Growing up in Lancaster, Pennsylvania, our New Year’s Day meal was always pork and sauerkraut. I think it’s a German thing. There are a lot of German-descended folks in Lancaster, plus my mother’s father’s family was German, so we had the tradition passed down in our own family. I was a little nervous as to whether I was going to get my annual meal this year, as we were planning to drive back home to Saint Simons on New Year’s Day, after a few days in Lancaster with our families for some post-Christmas celebrations. Pork and sauerkraut is good luck on New Year’s Day – you just have to eat it. We found out that the local volunteer fire company down the road from my in-laws as hosting a pork and sauerkraut lunch, so we went there before we left for our 12-hour drive home.

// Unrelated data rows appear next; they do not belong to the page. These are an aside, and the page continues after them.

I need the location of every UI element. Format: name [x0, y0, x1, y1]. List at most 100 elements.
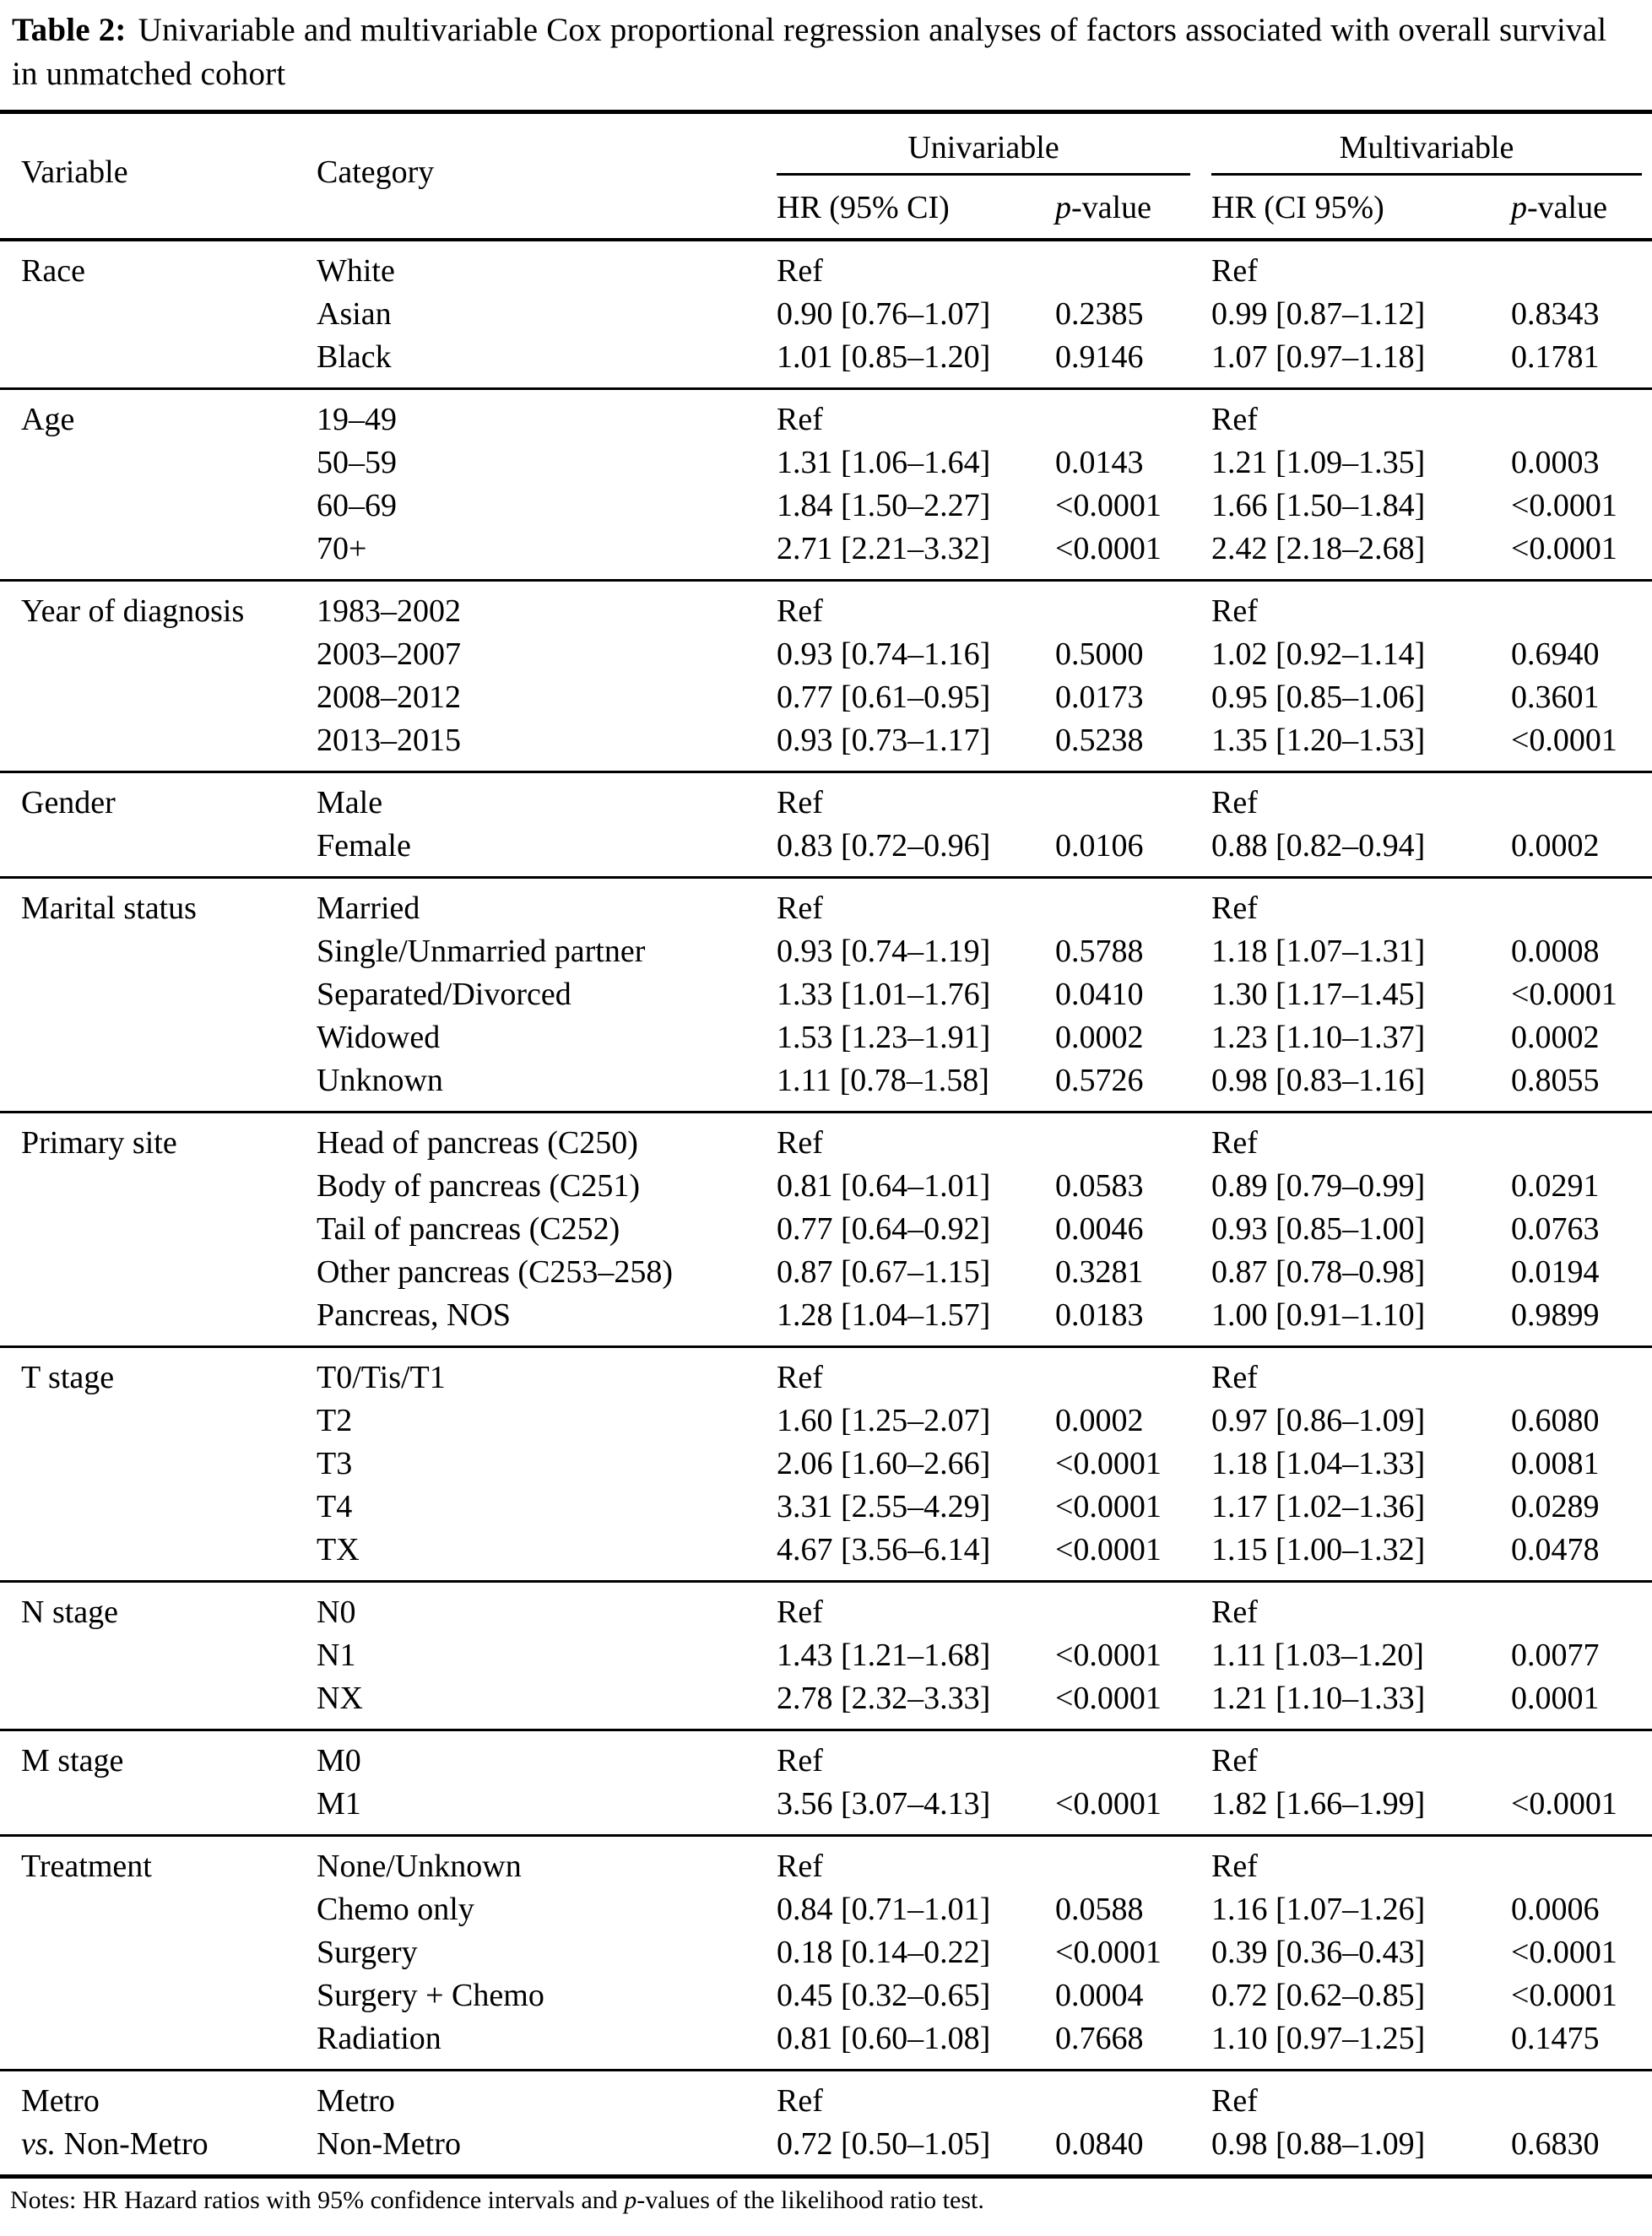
uni-hr-cell: 1.01 [0.85–1.20]: [777, 339, 991, 375]
variable-cell: Primary site: [21, 1125, 177, 1161]
multi-p-value-cell: 0.6830: [1511, 2126, 1600, 2162]
multi-p-value-cell: 0.0008: [1511, 934, 1600, 969]
uni-hr-cell: 1.53 [1.23–1.91]: [777, 1020, 991, 1055]
multi-hr-cell: Ref: [1211, 253, 1258, 289]
variable-cell: [0, 1931, 295, 1974]
notes-text: Notes: HR Hazard ratios with 95% confide…: [10, 2186, 625, 2214]
table-row: Race White Ref Ref: [0, 240, 1652, 293]
variable-cell: [0, 719, 295, 772]
table-row: NX 2.78 [2.32–3.33] <0.0001 1.21 [1.10–1.33…: [0, 1677, 1652, 1730]
results-table: Variable Category Univariable Multivaria…: [0, 110, 1652, 2179]
uni-p-value-cell: 0.5788: [1055, 934, 1144, 969]
multi-p-value-cell: [1490, 581, 1652, 634]
multi-hr-cell: 1.30 [1.17–1.45]: [1211, 977, 1426, 1012]
table-caption-text: Univariable and multivariable Cox propor…: [12, 12, 1607, 92]
uni-p-value-cell: [1034, 1582, 1190, 1635]
multi-p-value-cell: <0.0001: [1511, 1935, 1617, 1970]
variable-cell: [0, 485, 295, 528]
category-cell: 60–69: [317, 488, 397, 523]
multi-p-value-cell: [1490, 1730, 1652, 1784]
category-cell: Non-Metro: [317, 2126, 461, 2162]
table-row: N1 1.43 [1.21–1.68] <0.0001 1.11 [1.03–1.20…: [0, 1634, 1652, 1677]
variable-cell: M stage: [21, 1743, 124, 1779]
table-row: 2003–2007 0.93 [0.74–1.16] 0.5000 1.02 [0.9…: [0, 633, 1652, 676]
uni-hr-cell: Ref: [777, 1743, 823, 1779]
category-cell: Body of pancreas (C251): [317, 1168, 641, 1204]
multi-p-value-cell: 0.0003: [1511, 445, 1600, 480]
table-row: Year of diagnosis 1983–2002 Ref Ref: [0, 581, 1652, 634]
uni-p-value-cell: [1034, 240, 1190, 293]
uni-p-value-cell: <0.0001: [1055, 1489, 1162, 1524]
variable-cell: [0, 973, 295, 1016]
multi-hr-cell: 1.18 [1.04–1.33]: [1211, 1446, 1426, 1481]
multi-hr-cell: 0.98 [0.83–1.16]: [1211, 1063, 1426, 1098]
multi-p-value-cell: 0.0478: [1511, 1532, 1600, 1567]
multi-p-value-cell: <0.0001: [1511, 1786, 1617, 1822]
univariable-spanner-rule: Univariable: [777, 129, 1190, 176]
table-row: T stage T0/Tis/T1 Ref Ref: [0, 1347, 1652, 1400]
variable-cell: N stage: [21, 1594, 119, 1630]
notes-text-rest: -values of the likelihood ratio test.: [636, 2186, 984, 2214]
multi-p-value-cell: [1490, 772, 1652, 826]
univariable-column-group-header: Univariable: [756, 112, 1190, 176]
table-row: TX 4.67 [3.56–6.14] <0.0001 1.15 [1.00–1.32…: [0, 1529, 1652, 1582]
variable-cell: [0, 633, 295, 676]
variable-group: Gender Male Ref Ref Female 0.83 [0.72–0.96] 0.…: [0, 772, 1652, 878]
uni-hr-cell: Ref: [777, 891, 823, 926]
variable-group: Metro Metro Ref Ref vs. Non-Metro Non-Metro 0.…: [0, 2070, 1652, 2177]
multi-hr-cell: 0.99 [0.87–1.12]: [1211, 296, 1426, 332]
variable-cell: [0, 1400, 295, 1443]
uni-p-value-cell: 0.5726: [1055, 1063, 1144, 1098]
multi-p-value-cell: <0.0001: [1511, 1978, 1617, 2013]
uni-hr-cell: 0.77 [0.64–0.92]: [777, 1211, 991, 1247]
uni-p-value-cell: 0.3281: [1055, 1254, 1144, 1290]
uni-hr-cell: 0.93 [0.74–1.16]: [777, 636, 991, 672]
table-row: Asian 0.90 [0.76–1.07] 0.2385 0.99 [0.87–1.…: [0, 293, 1652, 336]
category-cell: Pancreas, NOS: [317, 1297, 512, 1333]
multi-hr-cell: 0.97 [0.86–1.09]: [1211, 1403, 1426, 1438]
multi-hr-cell: 1.82 [1.66–1.99]: [1211, 1786, 1426, 1822]
uni-hr-cell: 0.77 [0.61–0.95]: [777, 679, 991, 715]
multi-p-value-cell: [1490, 240, 1652, 293]
uni-hr-cell: Ref: [777, 785, 823, 820]
uni-p-value-cell: 0.0004: [1055, 1978, 1144, 2013]
category-cell: Black: [317, 339, 392, 375]
category-cell: 2003–2007: [317, 636, 461, 672]
uni-hr-cell: 1.11 [0.78–1.58]: [777, 1063, 989, 1098]
multi-hr-cell: 0.72 [0.62–0.85]: [1211, 1978, 1426, 2013]
table-row: 50–59 1.31 [1.06–1.64] 0.0143 1.21 [1.09–1.…: [0, 441, 1652, 485]
uni-hr-cell: 3.56 [3.07–4.13]: [777, 1786, 991, 1822]
variable-cell: [0, 2017, 295, 2071]
uni-hr-cell: Ref: [777, 1125, 823, 1161]
multi-hr-cell: 1.10 [0.97–1.25]: [1211, 2021, 1426, 2056]
variable-column-header: Variable: [0, 111, 295, 241]
uni-hr-cell: 0.72 [0.50–1.05]: [777, 2126, 991, 2162]
uni-p-value-cell: 0.0183: [1055, 1297, 1144, 1333]
category-cell: Separated/Divorced: [317, 977, 571, 1012]
table-row: 2013–2015 0.93 [0.73–1.17] 0.5238 1.35 [1.2…: [0, 719, 1652, 772]
multi-p-value-cell: 0.0081: [1511, 1446, 1600, 1481]
multi-hr-cell: 1.02 [0.92–1.14]: [1211, 636, 1426, 672]
category-column-header: Category: [295, 111, 756, 241]
table-row: Tail of pancreas (C252) 0.77 [0.64–0.92] 0…: [0, 1208, 1652, 1251]
uni-p-value-cell: <0.0001: [1055, 1532, 1162, 1567]
multi-hr-cell: 1.35 [1.20–1.53]: [1211, 723, 1426, 758]
variable-cell: [0, 1634, 295, 1677]
multi-hr-cell: 1.17 [1.02–1.36]: [1211, 1489, 1426, 1524]
variable-group: Race White Ref Ref Asian 0.90 [0.76–1.07] 0.23…: [0, 240, 1652, 389]
table-row: M stage M0 Ref Ref: [0, 1730, 1652, 1784]
uni-hr-cell: Ref: [777, 2083, 823, 2119]
uni-p-value-cell: 0.0046: [1055, 1211, 1144, 1247]
table-row: Body of pancreas (C251) 0.81 [0.64–1.01] 0…: [0, 1165, 1652, 1208]
multi-p-value-cell: 0.0002: [1511, 1020, 1600, 1055]
multi-p-value-cell: 0.0002: [1511, 828, 1600, 864]
uni-hr-cell: 1.31 [1.06–1.64]: [777, 445, 991, 480]
variable-cell: vs. Non-Metro: [21, 2126, 209, 2162]
multi-hr-cell: 0.93 [0.85–1.00]: [1211, 1211, 1426, 1247]
table-row: T2 1.60 [1.25–2.07] 0.0002 0.97 [0.86–1.09]…: [0, 1400, 1652, 1443]
uni-p-value-cell: 0.0002: [1055, 1020, 1144, 1055]
uni-p-value-cell: [1034, 581, 1190, 634]
uni-hr-cell: 1.33 [1.01–1.76]: [777, 977, 991, 1012]
uni-hr-cell: 0.45 [0.32–0.65]: [777, 1978, 991, 2013]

We went to the fire hall with Donna’s parents and her sister’s family, so that there were ten of us sitting down to eat. The tables only sat eight, so my brother-in-law (the other outlaw) and I sat at another table. We ended up sharing the table with an Amish family. On one hand, having grown up around the Amish and working with them in my years at UPS, it’s no big deal. Still, it was an unexpected surprise, as 90% of the people eating lunch at that time were “English” like me. We enjoyed chatting over our meal, discussing where we lived and their experiences of Georgia (passing through on the way to Florida)

RAM1 12 28 2016

after they learned where I was from. We even had a little theological conversation around God’s call to serve – the elder of the family asked if I found it difficult, like Jonah, to go where God called me, and would I find it difficult to serve in an inner city, if that’s where God called me. I offered that yes, it would be difficult to serve in some places, but not necessarily for the same reasons as Jonah (he didn’t like the people he was called to preach to). 

And for all that I am normalized to the Amish in Lancaster County, I have to say that in retrospect, that conversation over pork and sauerkraut was an unexpected surprise at the start of a New Year, barely 12 hours old. Talking about God’s calling with an Amish farmer? I wouldn’t have predicted that in a hundred years. But this is the wonder of a New Year. When it comes down to it, anything is possible. And for many of us, we have big plans for 2014 – or at least big hopes for 2014. 

I have been surprised by my Facebook friends this New Year’s, too. Specifically, how many of them wrote something to the effect of how glad they were 2013 was over and their hopes that 2014 would be better. Apparently a fair number of people that I know had a rough go of it this past year. And they’re not alone. I read in the paper how a majority of folks hope that 2014 will be better than 2013. I think most people want each year to be better than the last, even if the most recent year was already pretty good. But the truth is that a lot of people do have a hard time, and simply want things to get a little easier. And why not use a relatively random dividing line as a calendar page turn to ground those hopes? I give thanks to God that my 2013 was a good year, as subjective as that may be.

RAM2 12 28 2016

I know that some of you had a difficult year and some of you had a good year. I don’t really know what your hopes and dreams are for this year, but I’ll be praying for their fulfillment according to God’s purposes. None of us knows what this New Year will hold for us, yet God is calling us forward nonetheless. We may not all have an opportunity to reflect on that calling with an Amish man over sauerkraut, but my guess is that God will find another way to get your attention if you’re open to it. For some reason, my year has started out with a reflection on reluctance to answer God’s call in some form or another. I’m going to keep thinking about it. What is God asking you to reflect on?

Whether it turns out to be good or bad, whether we enter into it openly or reluctantly, 2014 and all it holds is unfolding around us already. My prayer is that all of us find some measure of “goodness” in 2014 when we look back on it next January. I feel pretty good about my year since I got that sauerkraut at the start of it. There’s still time to get yours – I think there’s a several day grace period…

Tom+

Most gracious and merciful God, you have reconciled us to yourself through Jesus Christ your Son, and called us to new life in him: Grant that we, who begin this year in his Name, may complete it to his honor and glory; who lives and reigns now and for ever.  Amen.